Cue finished his beer and signaled the waitress to bring him another.
“She was OCD on steroids. Constantly cleaning, constantly checking doors and window locks, constantly making us pray and read the Bible over and over because she had these irrational fears of the devil. My father dealt with it. He found a way to keep her under control. I don’t fucking know how. He died when I was seventeen. His death was like a trigger. A switch just flipped in Mom’s head. Dina was nine and she became her target. My mom was hard on her. Made her repeat things over and over. Made her read books over and over. I was so busy trying to deal with my own shit in high school that I ignored most of it. I knew Dina was in trouble. When I got my scholarship, I booked it up out of there with a shitload of guilt. That’s why I started the hustle with you and the brothers. Pool, poker, we were a team. A lucrative team. Until we got busted. I needed money to get them both help. It’s fucked up. All of it.”
“You were trying to better yourself to help your family. I knew that about you. When we started the hustle, it was because we all needed it. And we were good at it,” Cue joked. Rodney smiled. “That’s why we call you Cue. No one better at pool.”
“Oh, poker is my game. Yea, we were all good at what we did, until we weren’t.” Cue sighed.
“Until we weren’t,” Rodney agreed. He drank his beer. “Nah,
it wasn’t just the money that we won when we hustled those players. It was the power. I need power to feel control. I’m addicted to it. Got my own fucking issues.”
“Don’t we all,” he agreed. He accepted the beer and ordered a whiskey to go with it.
Rodney didn’t notice. He kept talking. “I wanted to get the fuck away. Far away from them both. And when I did Mom got worse. What I thought was OCD went straight schizophrenia. I had to have her committed and put Dina with friends of my family while I was in Harvard. Then I took care of Dina myself. If Dina has anxiety, it’s because of me. Because of what she went through when I wasn’t there.”
“That’s a lot to carry. Dina isn’t a lost cause. She just needs help. Let me try help her first. Medication should be a last resort.”
Rodney sighed. “I got to get out of Atlanta, though.”
“Why?”
“A deal in the works. It’ll put me in Paris for three months. I can’t get her on a plane if you won’t medicate her. This anxiety thing, it controls her in small spaces. You saw it.” Rodney wiped his mouth and then rubbed the side of his brow with three fingers. “How soon can you start this therapy with her?”

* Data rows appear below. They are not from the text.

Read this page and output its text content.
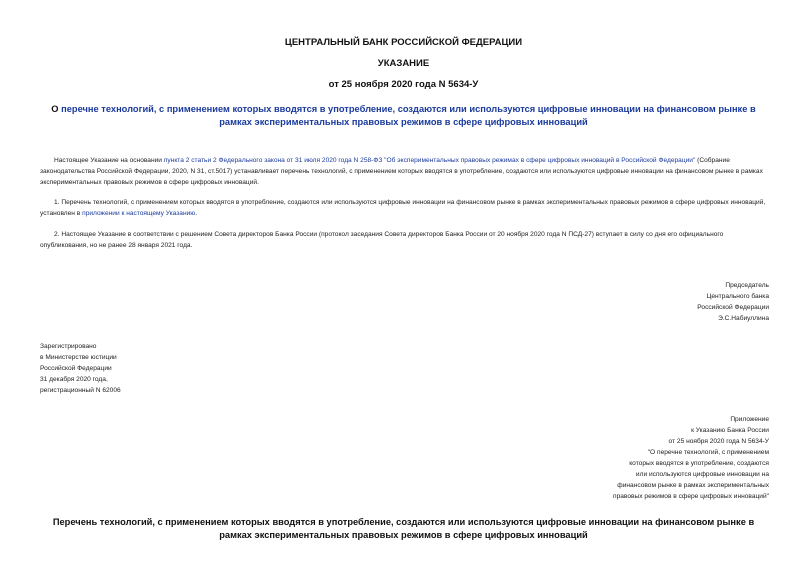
ЦЕНТРАЛЬНЫЙ БАНК РОССИЙСКОЙ ФЕДЕРАЦИИ
УКАЗАНИЕ
от 25 ноября 2020 года N 5634-У
О перечне технологий, с применением которых вводятся в употребление, создаются или используются цифровые инновации на финансовом рынке в рамках экспериментальных правовых режимов в сфере цифровых инноваций
Настоящее Указание на основании пункта 2 статьи 2 Федерального закона от 31 июля 2020 года N 258-ФЗ "Об экспериментальных правовых режимах в сфере цифровых инноваций в Российской Федерации" (Собрание законодательства Российской Федерации, 2020, N 31, ст.5017) устанавливает перечень технологий, с применением которых вводятся в употребление, создаются или используются цифровые инновации на финансовом рынке в рамках экспериментальных правовых режимов в сфере цифровых инноваций.
1. Перечень технологий, с применением которых вводятся в употребление, создаются или используются цифровые инновации на финансовом рынке в рамках экспериментальных правовых режимов в сфере цифровых инноваций, установлен в приложении к настоящему Указанию.
2. Настоящее Указание в соответствии с решением Совета директоров Банка России (протокол заседания Совета директоров Банка России от 20 ноября 2020 года N ПСД-27) вступает в силу со дня его официального опубликования, но не ранее 28 января 2021 года.
Председатель
Центрального банка
Российской Федерации
Э.С.Набиуллина
Зарегистрировано
в Министерстве юстиции
Российской Федерации
31 декабря 2020 года,
регистрационный N 62006
Приложение
к Указанию Банка России
от 25 ноября 2020 года N 5634-У
"О перечне технологий, с применением
которых вводятся в употребление, создаются
или используются цифровые инновации на
финансовом рынке в рамках экспериментальных
правовых режимов в сфере цифровых инноваций"
Перечень технологий, с применением которых вводятся в употребление, создаются или используются цифровые инновации на финансовом рынке в рамках экспериментальных правовых режимов в сфере цифровых инноваций
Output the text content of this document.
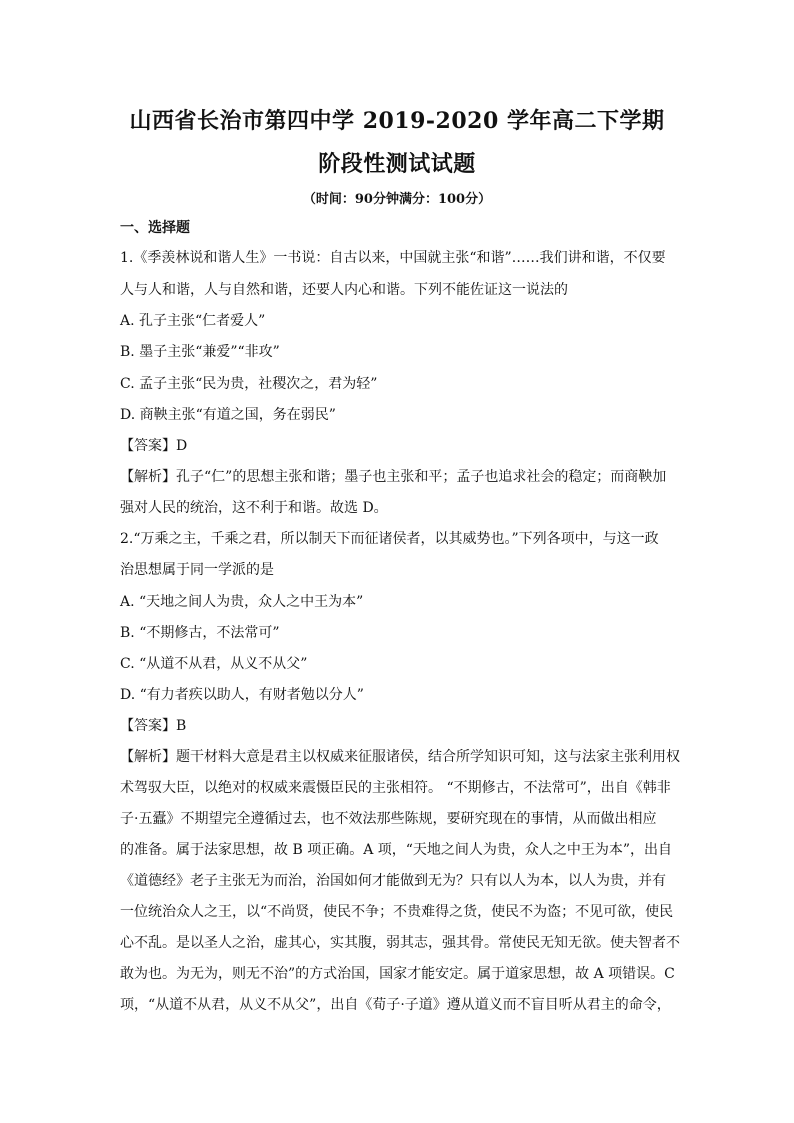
山西省长治市第四中学 2019-2020 学年高二下学期
阶段性测试试题
（时间：90分钟满分：100分）
一、选择题
1.《季羡林说和谐人生》一书说：自古以来，中国就主张“和谐”……我们讲和谐，不仅要
人与人和谐，人与自然和谐，还要人内心和谐。下列不能佐证这一说法的
A. 孔子主张“仁者爱人”
B. 墨子主张“兼爱”“非攻”
C. 孟子主张“民为贵，社稷次之，君为轻”
D. 商鞅主张“有道之国，务在弱民”
【答案】D
【解析】孔子“仁”的思想主张和谐；墨子也主张和平；孟子也追求社会的稳定；而商鞅加
强对人民的统治，这不利于和谐。故选 D。
2.“万乘之主，千乘之君，所以制天下而征诸侯者，以其威势也。”下列各项中，与这一政
治思想属于同一学派的是
A. “天地之间人为贵，众人之中王为本”
B. “不期修古，不法常可”
C. “从道不从君，从义不从父”
D. “有力者疾以助人，有财者勉以分人”
【答案】B
【解析】题干材料大意是君主以权威来征服诸侯，结合所学知识可知，这与法家主张利用权
术驾驭大臣，以绝对的权威来震慑臣民的主张相符。 “不期修古，不法常可”，出自《韩非
子·五蠹》不期望完全遵循过去，也不效法那些陈规，要研究现在的事情，从而做出相应
的准备。属于法家思想，故 B 项正确。A 项，“天地之间人为贵，众人之中王为本”，出自
《道德经》老子主张无为而治，治国如何才能做到无为？只有以人为本，以人为贵，并有
一位统治众人之王，以“不尚贤，使民不争；不贵难得之货，使民不为盗；不见可欲，使民
心不乱。是以圣人之治，虚其心，实其腹，弱其志，强其骨。常使民无知无欲。使夫智者不
敢为也。为无为，则无不治”的方式治国，国家才能安定。属于道家思想，故 A 项错误。C
项，“从道不从君，从义不从父”，出自《荀子·子道》遵从道义而不盲目听从君主的命令，
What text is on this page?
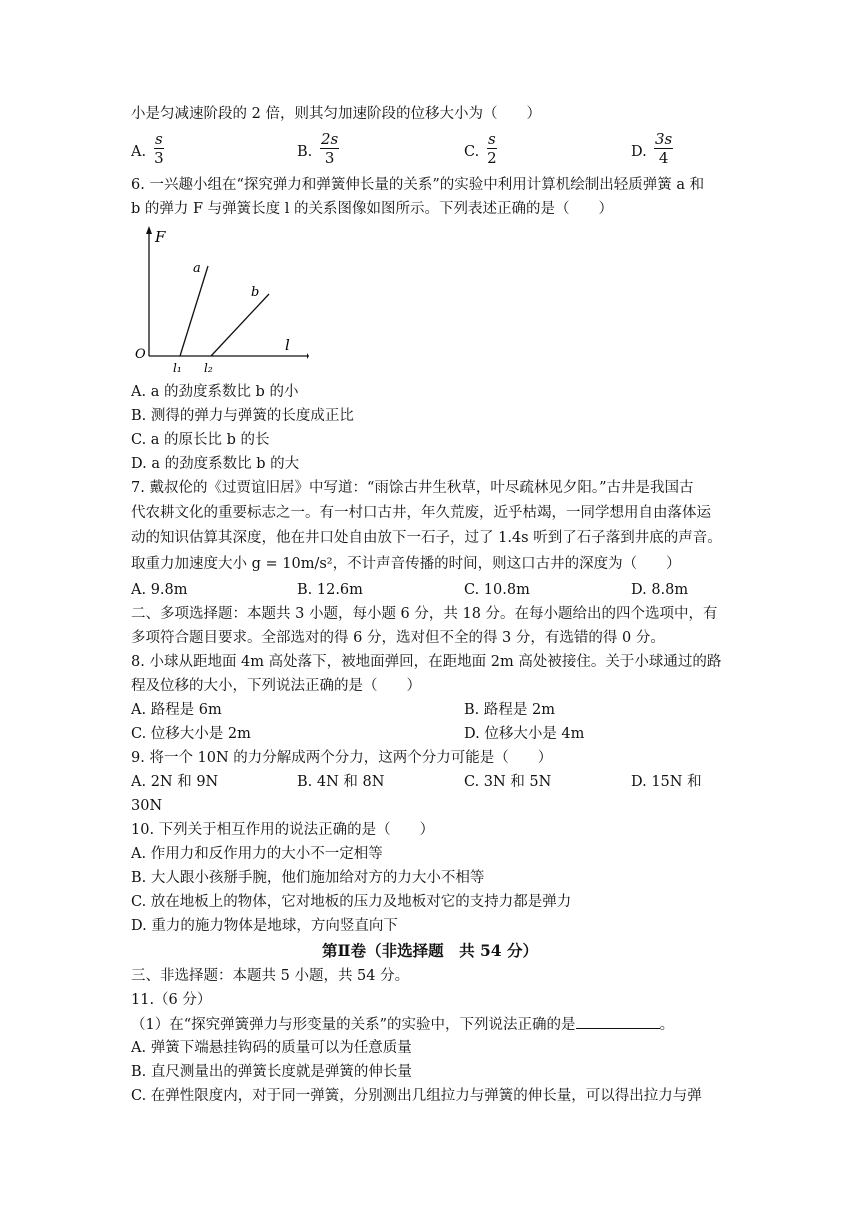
小是匀减速阶段的 2 倍，则其匀加速阶段的位移大小为（　　）
A.
s
3	B.
2s
3	C.
s
2	D.
3s
4
6. 一兴趣小组在“探究弹力和弹簧伸长量的关系”的实验中利用计算机绘制出轻质弹簧 a 和
b 的弹力 F 与弹簧长度 l 的关系图像如图所示。下列表述正确的是（　　）
F
l
O
a
b
l₁ l₂
A. a 的劲度系数比 b 的小
B. 测得的弹力与弹簧的长度成正比
C. a 的原长比 b 的长
D. a 的劲度系数比 b 的大
7. 戴叔伦的《过贾谊旧居》中写道：“雨馀古井生秋草，叶尽疏林见夕阳。”古井是我国古
代农耕文化的重要标志之一。有一村口古井，年久荒废，近乎枯竭，一同学想用自由落体运
动的知识估算其深度，他在井口处自由放下一石子，过了 1.4s 听到了石子落到井底的声音。
取重力加速度大小 g = 10m/s²，不计声音传播的时间，则这口古井的深度为（　　）
A. 9.8m	B. 12.6m	C. 10.8m	D. 8.8m
二、多项选择题：本题共 3 小题，每小题 6 分，共 18 分。在每小题给出的四个选项中，有
多项符合题目要求。全部选对的得 6 分，选对但不全的得 3 分，有选错的得 0 分。
8. 小球从距地面 4m 高处落下，被地面弹回，在距地面 2m 高处被接住。关于小球通过的路
程及位移的大小，下列说法正确的是（　　）
A. 路程是 6m	B. 路程是 2m
C. 位移大小是 2m	D. 位移大小是 4m
9. 将一个 10N 的力分解成两个分力，这两个分力可能是（　　）
A. 2N 和 9N	B. 4N 和 8N	C. 3N 和 5N	D. 15N 和
30N
10. 下列关于相互作用的说法正确的是（　　）
A. 作用力和反作用力的大小不一定相等
B. 大人跟小孩掰手腕，他们施加给对方的力大小不相等
C. 放在地板上的物体，它对地板的压力及地板对它的支持力都是弹力
D. 重力的施力物体是地球，方向竖直向下
第Ⅱ卷（非选择题　共 54 分）
三、非选择题：本题共 5 小题，共 54 分。
11.（6 分）
（1）在“探究弹簧弹力与形变量的关系”的实验中，下列说法正确的是	。
A. 弹簧下端悬挂钩码的质量可以为任意质量
B. 直尺测量出的弹簧长度就是弹簧的伸长量
C. 在弹性限度内，对于同一弹簧，分别测出几组拉力与弹簧的伸长量，可以得出拉力与弹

“She’s coming in tomorrow. I got her booked for every day for the rest of the week.”
“She agreed to that?” Rodney frowned.
“Only if I get rid of the color red from my office,” Cue smiled. “That includes my secretary.”
Rodney laughed. “Oh yeah, forgot to tell you about that.”
“I’m learning,” Cue laughed.
“You will, bro. You will.” Rodney toasted him. Cue clinked his glass to his. He took a shot of whiskey and then cleaned his palate with the beer. Rodney swallowed the rest of it. “Fine. Let’s play it this way. I’m thinking of getting her a place. A mile from me, some place safe with a guarded gate. If she gets better or is able to handle it, I might be able to do this Paris thing, and leave her in your care.”
“We’ll see,” Cue said.
2
Chapter Seven
Healing Dina
“I didn’t think we’d have to do a physical exam,” Dina said as she signed the documents he gave her. “Do you do this with all your patients?”